Una storia ultracentenaria non può andare perduta. E' sorta, come tramandato, in sostituzione di un’edicola votiva, che segnalava il luogo dove la strada Reale si incrociava con la Lecce - Leuca, denominata il “cammino di S. Pietro”. Poco distante venne, infatti, rinvenuta la pietra dove si sedette l’Apostolo, in cammino dalla Terra Santa a Roma, e nel lontano 1665 traslocata nella Chiesa Matrice, ammirata e venerata da centinaia di pellegrini.
In più occasioni, le Amministrazioni che si sono alternate alla guida di Palazzo Orsini, si sono impegnate a trovare i finanziamenti per il restauro. Il primo intervento è datato 1993. L’allora sindaco, il prof. Zeffirino Rizzelli, aveva inserito nel programma elettorale e nella sua dichiarazione programmatica, la necessità dell’acquisto, sino ad allora di proprietà privata; un decreto sindacale, nello stesso anno, dichiarò la struttura patrimonio artistico (promessa che non ebbe seguito per l’interruzione anticipata del suo mandato).
Nel 2000 si completò l’acquisizione al patrimonio comunale, il proprietario la cedette al prezzo simbolico di mille lire, il sindaco di allora era Giuseppe Garrisi.
Il 2019 sembrava segnare una svolta, e l’avvio della fase di progettazione e restauro sembrava imminente, e in poco tempo la chiesetta sarebbe stata resa fruibile alla comunità.
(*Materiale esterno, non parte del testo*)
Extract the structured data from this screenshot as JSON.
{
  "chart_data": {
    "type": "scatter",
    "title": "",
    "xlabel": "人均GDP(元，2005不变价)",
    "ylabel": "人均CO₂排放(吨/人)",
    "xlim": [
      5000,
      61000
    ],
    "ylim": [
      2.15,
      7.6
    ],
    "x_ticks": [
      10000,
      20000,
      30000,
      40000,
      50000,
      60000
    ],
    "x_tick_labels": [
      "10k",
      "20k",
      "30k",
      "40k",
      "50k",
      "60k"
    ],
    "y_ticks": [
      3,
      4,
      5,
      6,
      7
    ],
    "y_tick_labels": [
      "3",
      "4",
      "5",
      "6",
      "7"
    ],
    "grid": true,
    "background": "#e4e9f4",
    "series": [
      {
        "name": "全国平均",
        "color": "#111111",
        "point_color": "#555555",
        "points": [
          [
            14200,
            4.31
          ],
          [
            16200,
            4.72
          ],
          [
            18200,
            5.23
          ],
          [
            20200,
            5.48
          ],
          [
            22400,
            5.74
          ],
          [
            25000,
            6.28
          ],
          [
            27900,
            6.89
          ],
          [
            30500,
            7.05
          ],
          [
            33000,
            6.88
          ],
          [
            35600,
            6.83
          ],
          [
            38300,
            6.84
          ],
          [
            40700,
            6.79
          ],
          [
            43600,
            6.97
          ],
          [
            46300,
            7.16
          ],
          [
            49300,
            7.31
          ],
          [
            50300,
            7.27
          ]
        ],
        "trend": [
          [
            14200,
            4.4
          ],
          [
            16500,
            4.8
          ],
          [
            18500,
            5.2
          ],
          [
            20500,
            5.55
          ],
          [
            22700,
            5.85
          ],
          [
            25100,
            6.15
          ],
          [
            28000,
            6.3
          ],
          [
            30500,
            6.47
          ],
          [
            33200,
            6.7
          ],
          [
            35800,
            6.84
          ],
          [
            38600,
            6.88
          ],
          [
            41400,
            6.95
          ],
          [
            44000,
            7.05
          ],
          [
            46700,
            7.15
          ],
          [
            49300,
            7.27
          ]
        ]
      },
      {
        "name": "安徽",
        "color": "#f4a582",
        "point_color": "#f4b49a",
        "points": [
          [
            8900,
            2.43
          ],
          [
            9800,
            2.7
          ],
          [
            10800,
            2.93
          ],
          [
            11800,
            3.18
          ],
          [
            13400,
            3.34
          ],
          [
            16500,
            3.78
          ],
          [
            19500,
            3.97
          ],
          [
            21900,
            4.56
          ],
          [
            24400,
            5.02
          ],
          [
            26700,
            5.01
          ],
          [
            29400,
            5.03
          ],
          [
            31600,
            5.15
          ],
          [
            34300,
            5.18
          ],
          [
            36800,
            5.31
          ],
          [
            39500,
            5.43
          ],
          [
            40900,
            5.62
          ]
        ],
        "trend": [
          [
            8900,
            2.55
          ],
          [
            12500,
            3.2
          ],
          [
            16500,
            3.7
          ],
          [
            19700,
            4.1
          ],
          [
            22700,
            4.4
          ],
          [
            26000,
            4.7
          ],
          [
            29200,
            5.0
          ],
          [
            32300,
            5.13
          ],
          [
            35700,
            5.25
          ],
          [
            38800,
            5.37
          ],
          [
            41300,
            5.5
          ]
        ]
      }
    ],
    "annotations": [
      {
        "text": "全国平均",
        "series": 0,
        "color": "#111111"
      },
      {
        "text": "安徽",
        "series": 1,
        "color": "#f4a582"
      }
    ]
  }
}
L’avvio dei lavori fu reso possibile grazie ad un finanziamento di 25.000 euro della Sovrintendenza provinciale. Un primo intervento aveva permesso l’espianto di un albero di fico, cresciuto rigoglioso sul tetto. Per dimostrare che si faceva sul serio, e che ambizione dichiarata della Giunta Amante era quella di lavorare con sollecitudine per conservare il copioso patrimonio culturale, la struttura fu ingabbiata con robusti tubi innocenti, il tetto protetto da una solida copertura.
Anche in questa occasione, le aspettative sono andate deluse: a circa due anni tutto è rimasto immutato, non le infiltrazioni, l’umidità e l’erbacce, peggiorando così lo stato di abbandono.
Una domanda, infine, è legittima: il finanziamento di 25.000 euro è stato già speso per la messa in posa dei tubi e della copertura e il pagamento di due anni del loro affitto?